Which is better: GLM-5.2 or GLM-5.3?
It is close. Our weighted score puts them within 3 points (GLM-5.3 64/100, GLM-5.2 61/100), so choose by what matters most for your work: GLM-5.3 for raw capability and GLM-5.2 on price. The score weighs capability 50%, price 25%, inputs & features 15%, context window 10%.
Which is cheaper, GLM-5.2 or GLM-5.3?
GLM-5.2 and GLM-5.3 cost the same: $1.40 input / $4.40 output per million tokens.
Which scores higher on benchmarks?
GLM-5.3 scores higher on the Capabilities Index (ECI): GLM-5.3 155.8 (#24 of 148) and GLM-5.2 151.8 (#44 of 148). The confidence ranges of the top two overlap (153.7–158.3 vs 149.8–154.0), so treat the gap as small. On individual benchmarks: GPQA Diamond — GLM-5.2 91.9%, GLM-5.3 90.9%; FrontierMath Tiers 1–3 — GLM-5.3 68.8%, GLM-5.2 59.2%; OTIS Mock AIME 2024–2025 — GLM-5.3 91.1%, GLM-5.2 86.4%; SimpleQA Verified — GLM-5.3 41.0%, GLM-5.2 34.2%.
Which is better for coding?
There are no published SWE-bench Verified results for GLM-5.3 yet, so there is no like-for-like coding score. On overall capability, GLM-5.3 leads, which tends to carry over to coding, but test on your own codebase. Both support tool calling for agent workflows.
Which has the bigger context window?
GLM-5.2 and GLM-5.3 share the same 1,000,000-token context window. Maximum output per response: GLM-5.2 up to 131,072, GLM-5.3 up to 131,072 tokens.
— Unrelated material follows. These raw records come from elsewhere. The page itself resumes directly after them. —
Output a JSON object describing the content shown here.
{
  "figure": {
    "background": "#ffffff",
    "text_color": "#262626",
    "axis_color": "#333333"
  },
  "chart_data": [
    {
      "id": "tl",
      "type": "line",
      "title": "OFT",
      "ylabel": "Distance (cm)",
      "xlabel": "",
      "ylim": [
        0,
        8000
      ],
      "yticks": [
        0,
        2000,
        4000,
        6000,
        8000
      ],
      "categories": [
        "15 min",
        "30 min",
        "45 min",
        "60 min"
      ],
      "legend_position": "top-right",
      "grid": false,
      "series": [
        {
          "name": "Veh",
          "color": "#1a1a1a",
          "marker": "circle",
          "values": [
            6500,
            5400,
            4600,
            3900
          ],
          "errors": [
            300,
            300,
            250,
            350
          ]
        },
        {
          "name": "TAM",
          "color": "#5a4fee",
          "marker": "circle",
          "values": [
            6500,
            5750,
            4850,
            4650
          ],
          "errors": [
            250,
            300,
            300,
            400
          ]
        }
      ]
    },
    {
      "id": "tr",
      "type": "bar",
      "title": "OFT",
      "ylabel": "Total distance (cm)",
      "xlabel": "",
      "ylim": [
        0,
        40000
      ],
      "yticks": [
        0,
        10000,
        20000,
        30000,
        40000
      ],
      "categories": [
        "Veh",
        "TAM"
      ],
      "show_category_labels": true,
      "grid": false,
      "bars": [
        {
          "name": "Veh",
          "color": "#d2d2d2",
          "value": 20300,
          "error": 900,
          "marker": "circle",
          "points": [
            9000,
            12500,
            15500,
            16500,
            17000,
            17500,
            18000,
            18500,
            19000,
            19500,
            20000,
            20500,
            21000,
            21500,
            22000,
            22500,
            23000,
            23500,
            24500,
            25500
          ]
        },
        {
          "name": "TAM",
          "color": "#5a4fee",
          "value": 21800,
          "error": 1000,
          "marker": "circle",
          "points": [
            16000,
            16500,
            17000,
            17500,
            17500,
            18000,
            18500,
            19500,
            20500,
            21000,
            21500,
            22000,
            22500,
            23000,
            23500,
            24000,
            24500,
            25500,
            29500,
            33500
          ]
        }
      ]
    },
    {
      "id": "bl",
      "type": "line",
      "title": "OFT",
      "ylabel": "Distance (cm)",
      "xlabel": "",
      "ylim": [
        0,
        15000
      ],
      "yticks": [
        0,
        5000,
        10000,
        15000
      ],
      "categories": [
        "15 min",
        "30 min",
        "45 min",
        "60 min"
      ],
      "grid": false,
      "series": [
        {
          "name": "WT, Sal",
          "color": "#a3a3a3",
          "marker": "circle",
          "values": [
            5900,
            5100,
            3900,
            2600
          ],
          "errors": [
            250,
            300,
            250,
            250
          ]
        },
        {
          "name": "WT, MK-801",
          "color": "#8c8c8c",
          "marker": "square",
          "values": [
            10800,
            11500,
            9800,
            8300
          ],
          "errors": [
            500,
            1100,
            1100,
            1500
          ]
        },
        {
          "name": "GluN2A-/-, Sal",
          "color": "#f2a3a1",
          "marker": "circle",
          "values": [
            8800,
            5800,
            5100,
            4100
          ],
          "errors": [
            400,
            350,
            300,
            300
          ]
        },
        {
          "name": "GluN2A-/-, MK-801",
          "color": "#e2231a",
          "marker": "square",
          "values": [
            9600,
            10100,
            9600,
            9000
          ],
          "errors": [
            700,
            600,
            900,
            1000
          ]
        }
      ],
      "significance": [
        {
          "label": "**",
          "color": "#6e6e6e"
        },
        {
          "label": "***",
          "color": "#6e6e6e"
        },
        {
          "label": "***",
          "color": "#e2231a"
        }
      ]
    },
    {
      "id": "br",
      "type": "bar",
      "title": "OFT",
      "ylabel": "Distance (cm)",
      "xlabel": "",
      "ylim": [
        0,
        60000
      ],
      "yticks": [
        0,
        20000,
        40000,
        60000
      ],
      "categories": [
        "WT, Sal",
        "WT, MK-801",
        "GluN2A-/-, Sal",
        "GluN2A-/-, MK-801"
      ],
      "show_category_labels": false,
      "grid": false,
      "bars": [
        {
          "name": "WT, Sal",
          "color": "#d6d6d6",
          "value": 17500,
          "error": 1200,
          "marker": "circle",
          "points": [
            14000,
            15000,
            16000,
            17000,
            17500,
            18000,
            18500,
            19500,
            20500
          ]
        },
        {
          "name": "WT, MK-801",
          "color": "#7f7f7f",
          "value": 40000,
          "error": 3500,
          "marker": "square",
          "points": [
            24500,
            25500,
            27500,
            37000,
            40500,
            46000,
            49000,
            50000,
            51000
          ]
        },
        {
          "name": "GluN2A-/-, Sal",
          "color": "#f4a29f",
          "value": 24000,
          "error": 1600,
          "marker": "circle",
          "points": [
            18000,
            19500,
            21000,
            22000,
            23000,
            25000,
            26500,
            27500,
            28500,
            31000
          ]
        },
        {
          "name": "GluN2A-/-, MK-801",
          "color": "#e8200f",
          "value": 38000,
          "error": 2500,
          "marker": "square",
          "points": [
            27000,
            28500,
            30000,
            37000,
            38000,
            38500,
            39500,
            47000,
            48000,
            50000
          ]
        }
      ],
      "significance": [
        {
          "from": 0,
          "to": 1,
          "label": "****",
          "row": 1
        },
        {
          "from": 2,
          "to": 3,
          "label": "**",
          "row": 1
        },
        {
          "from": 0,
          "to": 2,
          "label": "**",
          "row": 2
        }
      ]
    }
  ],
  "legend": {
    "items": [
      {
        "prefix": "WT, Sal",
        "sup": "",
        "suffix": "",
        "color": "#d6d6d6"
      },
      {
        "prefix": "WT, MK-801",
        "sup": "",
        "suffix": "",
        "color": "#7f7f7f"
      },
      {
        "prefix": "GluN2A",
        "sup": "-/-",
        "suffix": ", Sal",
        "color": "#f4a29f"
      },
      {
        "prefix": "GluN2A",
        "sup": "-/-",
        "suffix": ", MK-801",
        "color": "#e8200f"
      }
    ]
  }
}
Which can read images, PDFs, audio or video?
GLM-5.2 accepts text; GLM-5.3 accepts text. They handle the same number of input types.
Are any of these open source?
Yes, both publish their weights, so you can self-host them.
Which is newer?
GLM-5.3 is the newest, released Aug 14, 2026. GLM-5.2 came out Jun 13, 2026.
How do you decide the winner?
Each model gets a 0–100 score on capability (50%, independent benchmark results); price (25%, blended price per million tokens (3 input : 1 output), log scale); inputs & features (15%, image, PDF, audio and video input, tool calling, structured output and reasoning); context window (10%, maximum tokens per request, log scale). Dimensions missing for any model are dropped and the remaining weights rescaled, so every model is judged on the same evidence. Specs and prices come from public model listings and the labs’ own API pages; capability scores come from independent benchmark runs. Data updated Oct 4, 2026.